Leipheim 250-Kilo-Bombe auf Fliegerhorst entdeckt

Leipheim / CARSTEN MUTH 14.08.2013
Spezialisten haben am Mittwoch in Leipheim eine 250 Kilogramm schwere Bombe aus dem Zweiten Weltkrieg entschärft. Ein Schwimmbad wurde evakuiert.

Am Anfang war die Aufregung groß, am Ende ging alles gut. Spezialisten haben am Mittwoch in Leipheim im Landkreis Günzburg eine Bombe entschärft. „Ohne große Probleme“, wie Christian Owsinsiki, Sprecher des Polizeipräsidiums Schwaben Süd/West, auf Anfrage unserer Zeitung sagte. Der 250-Kilo-Koloss war am Mittag bei einer Routineüberprüfung auf dem Leipheimer Fliegerhorst in drei Metern Tiefe entdeckt worden. Schnell war klar, dass es sich um eine Bombe handelte, die US-amerikanische Streitkräfte während des Zweiten Weltkriegs über dem Areal abgeworfen hatten.

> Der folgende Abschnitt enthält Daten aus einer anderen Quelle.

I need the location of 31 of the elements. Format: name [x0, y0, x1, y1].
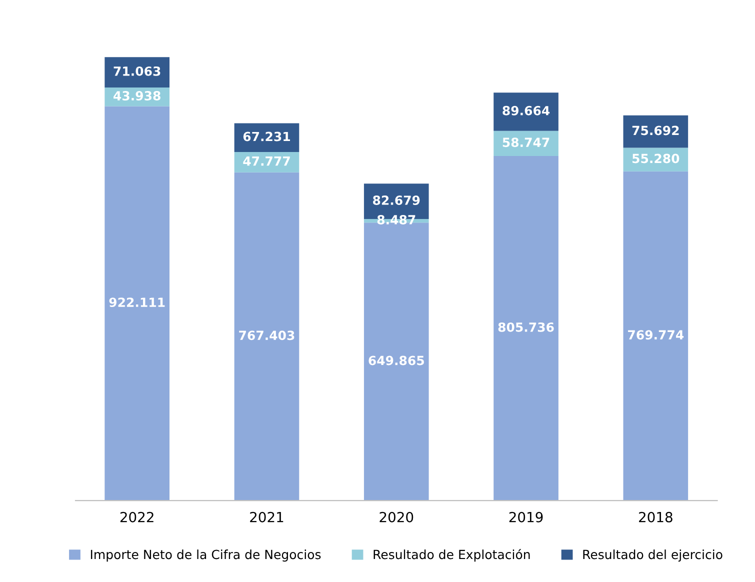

Ein Sprengkommando aus Ingolstadt wurde alarmiert. Das Kommando machte sich umgehend auf den Weg nach Leipheim. Das Leipheimer Hallenbad wurde kurzzeitig geschlossen, weil es sich in der Nähe des Fliegerhorstes befindet und damit im Gefahrenbereich lag. 50 Gäste mussten das Bad verlassen. Zudem wurde ein Verbrauchermarkt geschlossen, die Bundesstraße B10 sowie einige Nebenstraße in dem betroffenen Bereich gesperrt. Der Fliegerhorst, auf dem die Stadtwerke Ulm/Neu-Ulm in den kommenden Jahren ein Gasturbinen-Kraftwerk errichten wollen, wurde abgesperrt.

Gerade einmal 25 Minuten benötige das Sprengkommando, das Erdreich abzutragen, die Bombe freizulegen, den mechanischen Zünder zu entfernen und damit die Bombe unschädlich zu machen. Um kurz vor 15 Uhr war die Aktion beendet. Die 250-Kilo-Bombe wurde abtransportiert. Sie wird nun entsorgt.